Reputation: 3733
I aplogise if my terminology is inaccurate, still deep in learning.
I am creating a web service to act as an intermediary between Silverlight and XMPP. To start all of this I have created a web service call to enable me to ask the server to log on on my behalf and the idea is that the server will log on and then push back to my client once complete.
I have based the idea on the code form this site: http://weblogs.asp.net/dwahlin/archive/2011/02/06/syncing-data-with-a-server-using-silverlight-and-http-polling-duplex.aspx
Now the problem I have is that the Register call I have created will use an asynchronous call to log into XMPP. But the register call itself is also asychronous. So I don't know the best way for a web service call to wait for another service's async call
What I thought of doing was making the Register a one way call with the idea being that my server will log into XMPP then push the client once logged in (or fileld etc)

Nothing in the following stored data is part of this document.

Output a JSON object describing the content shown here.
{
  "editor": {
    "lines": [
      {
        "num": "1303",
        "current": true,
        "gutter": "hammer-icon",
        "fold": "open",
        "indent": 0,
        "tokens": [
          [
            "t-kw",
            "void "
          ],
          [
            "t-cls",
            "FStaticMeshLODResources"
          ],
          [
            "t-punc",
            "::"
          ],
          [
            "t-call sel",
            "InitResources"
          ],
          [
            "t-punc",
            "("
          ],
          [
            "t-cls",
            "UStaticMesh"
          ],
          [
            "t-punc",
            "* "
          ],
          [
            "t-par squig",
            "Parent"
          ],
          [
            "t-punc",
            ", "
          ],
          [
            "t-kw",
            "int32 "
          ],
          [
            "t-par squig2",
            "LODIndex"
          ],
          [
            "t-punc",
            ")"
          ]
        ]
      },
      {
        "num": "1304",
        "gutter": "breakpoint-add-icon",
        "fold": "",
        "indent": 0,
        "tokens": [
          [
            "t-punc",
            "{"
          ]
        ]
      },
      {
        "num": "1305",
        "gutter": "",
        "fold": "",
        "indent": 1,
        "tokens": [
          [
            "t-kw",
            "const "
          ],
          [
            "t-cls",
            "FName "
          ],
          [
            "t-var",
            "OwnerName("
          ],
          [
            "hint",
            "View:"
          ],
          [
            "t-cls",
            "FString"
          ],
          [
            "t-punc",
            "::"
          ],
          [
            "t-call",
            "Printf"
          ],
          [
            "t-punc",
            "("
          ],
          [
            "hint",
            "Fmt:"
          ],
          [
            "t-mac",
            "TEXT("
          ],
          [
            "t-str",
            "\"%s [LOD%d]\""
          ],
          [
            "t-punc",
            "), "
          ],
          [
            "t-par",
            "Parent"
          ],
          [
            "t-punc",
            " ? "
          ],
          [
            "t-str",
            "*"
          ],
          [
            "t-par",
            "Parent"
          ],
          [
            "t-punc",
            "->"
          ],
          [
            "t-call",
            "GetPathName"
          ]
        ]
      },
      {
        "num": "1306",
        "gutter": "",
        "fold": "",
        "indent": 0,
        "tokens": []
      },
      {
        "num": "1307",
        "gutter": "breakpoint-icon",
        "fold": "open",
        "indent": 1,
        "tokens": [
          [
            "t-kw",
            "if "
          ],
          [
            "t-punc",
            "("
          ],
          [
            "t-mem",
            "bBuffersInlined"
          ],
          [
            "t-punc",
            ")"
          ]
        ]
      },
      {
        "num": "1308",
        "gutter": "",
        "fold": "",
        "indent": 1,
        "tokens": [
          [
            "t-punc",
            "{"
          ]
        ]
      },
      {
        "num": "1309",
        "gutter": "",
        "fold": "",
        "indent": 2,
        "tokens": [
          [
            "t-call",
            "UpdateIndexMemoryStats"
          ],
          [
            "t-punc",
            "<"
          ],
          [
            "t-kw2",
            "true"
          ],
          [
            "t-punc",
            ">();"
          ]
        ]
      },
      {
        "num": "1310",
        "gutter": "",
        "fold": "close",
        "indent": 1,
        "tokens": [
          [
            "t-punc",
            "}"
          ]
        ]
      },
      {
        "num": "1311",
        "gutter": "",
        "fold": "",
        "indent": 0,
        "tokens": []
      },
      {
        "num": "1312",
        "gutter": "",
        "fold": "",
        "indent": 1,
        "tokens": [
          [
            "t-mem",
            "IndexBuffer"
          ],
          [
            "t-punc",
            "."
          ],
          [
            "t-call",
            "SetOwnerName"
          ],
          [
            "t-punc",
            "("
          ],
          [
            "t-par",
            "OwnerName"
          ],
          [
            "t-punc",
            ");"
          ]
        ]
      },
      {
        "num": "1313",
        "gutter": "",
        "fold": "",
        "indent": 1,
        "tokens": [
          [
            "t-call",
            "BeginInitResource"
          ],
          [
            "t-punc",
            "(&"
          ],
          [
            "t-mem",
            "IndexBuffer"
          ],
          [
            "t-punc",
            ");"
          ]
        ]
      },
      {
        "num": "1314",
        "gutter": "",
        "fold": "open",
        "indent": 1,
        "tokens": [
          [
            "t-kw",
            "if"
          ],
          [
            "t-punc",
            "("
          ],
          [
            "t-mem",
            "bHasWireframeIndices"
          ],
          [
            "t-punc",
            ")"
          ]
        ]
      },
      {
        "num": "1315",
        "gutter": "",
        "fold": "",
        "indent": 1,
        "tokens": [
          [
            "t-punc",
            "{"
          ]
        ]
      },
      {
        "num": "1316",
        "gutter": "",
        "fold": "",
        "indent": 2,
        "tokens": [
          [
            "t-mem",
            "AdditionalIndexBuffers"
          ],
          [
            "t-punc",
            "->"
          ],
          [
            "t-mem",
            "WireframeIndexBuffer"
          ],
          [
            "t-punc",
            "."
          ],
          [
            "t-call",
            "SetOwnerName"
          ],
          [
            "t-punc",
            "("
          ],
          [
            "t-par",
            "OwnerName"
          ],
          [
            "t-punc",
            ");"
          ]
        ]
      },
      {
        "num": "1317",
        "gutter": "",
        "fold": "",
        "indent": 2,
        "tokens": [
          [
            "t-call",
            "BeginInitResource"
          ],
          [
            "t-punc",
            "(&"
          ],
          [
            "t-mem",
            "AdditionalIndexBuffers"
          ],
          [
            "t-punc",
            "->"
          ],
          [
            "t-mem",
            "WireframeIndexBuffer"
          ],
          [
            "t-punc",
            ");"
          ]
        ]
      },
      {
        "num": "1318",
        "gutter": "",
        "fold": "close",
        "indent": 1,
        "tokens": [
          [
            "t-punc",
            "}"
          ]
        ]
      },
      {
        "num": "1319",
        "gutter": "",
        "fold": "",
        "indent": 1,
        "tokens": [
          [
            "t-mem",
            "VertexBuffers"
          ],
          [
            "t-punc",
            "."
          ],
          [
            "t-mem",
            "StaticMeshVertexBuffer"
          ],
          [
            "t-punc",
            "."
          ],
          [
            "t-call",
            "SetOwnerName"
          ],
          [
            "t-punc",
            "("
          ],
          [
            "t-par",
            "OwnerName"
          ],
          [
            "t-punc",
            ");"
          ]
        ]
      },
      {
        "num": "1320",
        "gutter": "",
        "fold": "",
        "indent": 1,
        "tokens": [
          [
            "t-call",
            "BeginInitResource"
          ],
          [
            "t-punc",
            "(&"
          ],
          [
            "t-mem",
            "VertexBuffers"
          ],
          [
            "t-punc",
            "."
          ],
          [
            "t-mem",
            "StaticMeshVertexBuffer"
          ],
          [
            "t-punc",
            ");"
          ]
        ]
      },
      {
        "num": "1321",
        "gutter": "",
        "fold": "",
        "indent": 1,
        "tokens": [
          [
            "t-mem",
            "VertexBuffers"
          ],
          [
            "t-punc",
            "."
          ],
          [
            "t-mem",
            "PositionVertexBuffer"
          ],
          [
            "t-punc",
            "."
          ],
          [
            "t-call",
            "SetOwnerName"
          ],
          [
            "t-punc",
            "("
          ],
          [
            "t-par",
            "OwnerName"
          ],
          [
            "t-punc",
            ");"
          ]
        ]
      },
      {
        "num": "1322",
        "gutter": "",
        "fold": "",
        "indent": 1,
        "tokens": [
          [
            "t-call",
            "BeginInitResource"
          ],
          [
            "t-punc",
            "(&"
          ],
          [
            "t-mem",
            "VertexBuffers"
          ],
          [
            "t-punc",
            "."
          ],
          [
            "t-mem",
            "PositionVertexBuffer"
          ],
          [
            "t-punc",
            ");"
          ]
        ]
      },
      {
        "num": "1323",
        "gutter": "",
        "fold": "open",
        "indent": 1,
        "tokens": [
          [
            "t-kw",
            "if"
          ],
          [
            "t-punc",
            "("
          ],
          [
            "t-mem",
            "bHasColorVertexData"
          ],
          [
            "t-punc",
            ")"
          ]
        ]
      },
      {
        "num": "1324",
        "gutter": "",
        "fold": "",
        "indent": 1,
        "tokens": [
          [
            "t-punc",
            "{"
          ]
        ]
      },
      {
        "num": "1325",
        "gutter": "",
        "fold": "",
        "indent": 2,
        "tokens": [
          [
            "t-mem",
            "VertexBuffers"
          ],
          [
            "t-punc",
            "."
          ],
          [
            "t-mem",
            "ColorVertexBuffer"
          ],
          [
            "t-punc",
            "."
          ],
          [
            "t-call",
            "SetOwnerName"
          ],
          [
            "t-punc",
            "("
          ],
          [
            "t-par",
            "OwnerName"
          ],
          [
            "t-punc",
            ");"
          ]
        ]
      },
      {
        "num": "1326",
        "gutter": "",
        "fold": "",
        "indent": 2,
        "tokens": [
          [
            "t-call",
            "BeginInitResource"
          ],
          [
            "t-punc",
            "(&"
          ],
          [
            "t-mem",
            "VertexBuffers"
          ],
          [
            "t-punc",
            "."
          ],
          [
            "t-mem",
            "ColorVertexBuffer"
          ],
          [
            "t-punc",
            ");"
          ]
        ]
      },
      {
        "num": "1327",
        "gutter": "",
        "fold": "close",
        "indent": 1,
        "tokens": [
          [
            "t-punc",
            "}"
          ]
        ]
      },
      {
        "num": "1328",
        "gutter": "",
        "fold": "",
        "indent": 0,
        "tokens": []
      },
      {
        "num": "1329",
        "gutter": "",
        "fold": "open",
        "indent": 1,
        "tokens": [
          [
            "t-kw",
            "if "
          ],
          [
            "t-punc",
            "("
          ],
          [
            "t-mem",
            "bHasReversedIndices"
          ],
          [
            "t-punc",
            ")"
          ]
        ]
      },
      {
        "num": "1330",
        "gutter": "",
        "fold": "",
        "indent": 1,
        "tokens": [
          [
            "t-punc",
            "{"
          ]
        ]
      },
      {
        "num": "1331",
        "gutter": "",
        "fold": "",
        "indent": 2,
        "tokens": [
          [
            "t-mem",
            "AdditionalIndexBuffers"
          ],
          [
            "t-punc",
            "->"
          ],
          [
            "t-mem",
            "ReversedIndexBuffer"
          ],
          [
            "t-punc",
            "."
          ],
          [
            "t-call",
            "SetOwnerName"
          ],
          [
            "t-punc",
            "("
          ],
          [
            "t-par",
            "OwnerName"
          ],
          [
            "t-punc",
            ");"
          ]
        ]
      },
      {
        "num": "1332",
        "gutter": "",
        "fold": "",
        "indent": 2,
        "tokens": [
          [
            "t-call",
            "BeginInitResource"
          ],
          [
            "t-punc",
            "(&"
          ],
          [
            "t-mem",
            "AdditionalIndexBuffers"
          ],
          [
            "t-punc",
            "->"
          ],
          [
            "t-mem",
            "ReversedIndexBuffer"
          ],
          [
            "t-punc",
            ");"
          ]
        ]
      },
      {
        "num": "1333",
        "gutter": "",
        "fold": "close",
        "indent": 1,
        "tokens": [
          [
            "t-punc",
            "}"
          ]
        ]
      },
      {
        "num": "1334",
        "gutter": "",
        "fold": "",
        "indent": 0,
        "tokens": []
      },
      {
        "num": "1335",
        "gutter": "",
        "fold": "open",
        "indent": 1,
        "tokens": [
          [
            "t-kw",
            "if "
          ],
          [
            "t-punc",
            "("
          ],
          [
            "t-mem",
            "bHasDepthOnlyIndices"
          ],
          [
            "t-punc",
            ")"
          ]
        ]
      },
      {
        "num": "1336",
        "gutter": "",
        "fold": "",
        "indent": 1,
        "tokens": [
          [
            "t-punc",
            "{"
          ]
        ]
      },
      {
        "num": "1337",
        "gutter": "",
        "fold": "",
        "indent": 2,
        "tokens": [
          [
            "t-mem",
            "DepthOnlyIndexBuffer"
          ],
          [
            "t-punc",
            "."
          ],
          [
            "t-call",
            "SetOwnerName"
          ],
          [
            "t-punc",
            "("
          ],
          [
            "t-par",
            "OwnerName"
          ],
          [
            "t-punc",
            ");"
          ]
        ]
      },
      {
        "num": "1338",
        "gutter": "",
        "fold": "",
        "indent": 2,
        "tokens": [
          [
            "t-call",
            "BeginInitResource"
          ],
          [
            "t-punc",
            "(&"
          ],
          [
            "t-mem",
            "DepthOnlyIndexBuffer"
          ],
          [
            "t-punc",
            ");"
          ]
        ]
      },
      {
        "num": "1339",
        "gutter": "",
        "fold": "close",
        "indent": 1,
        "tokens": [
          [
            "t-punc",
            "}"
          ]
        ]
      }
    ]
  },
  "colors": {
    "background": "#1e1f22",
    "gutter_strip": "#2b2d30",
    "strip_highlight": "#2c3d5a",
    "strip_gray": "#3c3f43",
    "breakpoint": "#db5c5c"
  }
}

[OperationContract(IsOneWay = true)]
void Register(string name, string password, string nickname);
But when I imported the Service Reference the class generated appears to have a RegisterCompleted() call which debug shows is invoked. But I thought one-way meant no response is called so why is it?
Upvotes: 1
Views: 960
Reputation: 301
One Way means No Response Data. Internet protocols are a request-response model where there is an acknowledgement for the receipt of the request. Your Register service returns no data (void) so RegisterCompleted really did "completed accepting three string parameters and returned no data".
This is a good thing - now you know if you had a problem starting the registration or everything is good so business as usual until you hear back from the server. You don't know yet if you're actually registered yet so that's why your client continues to Poll the server until the server responds - good or bad.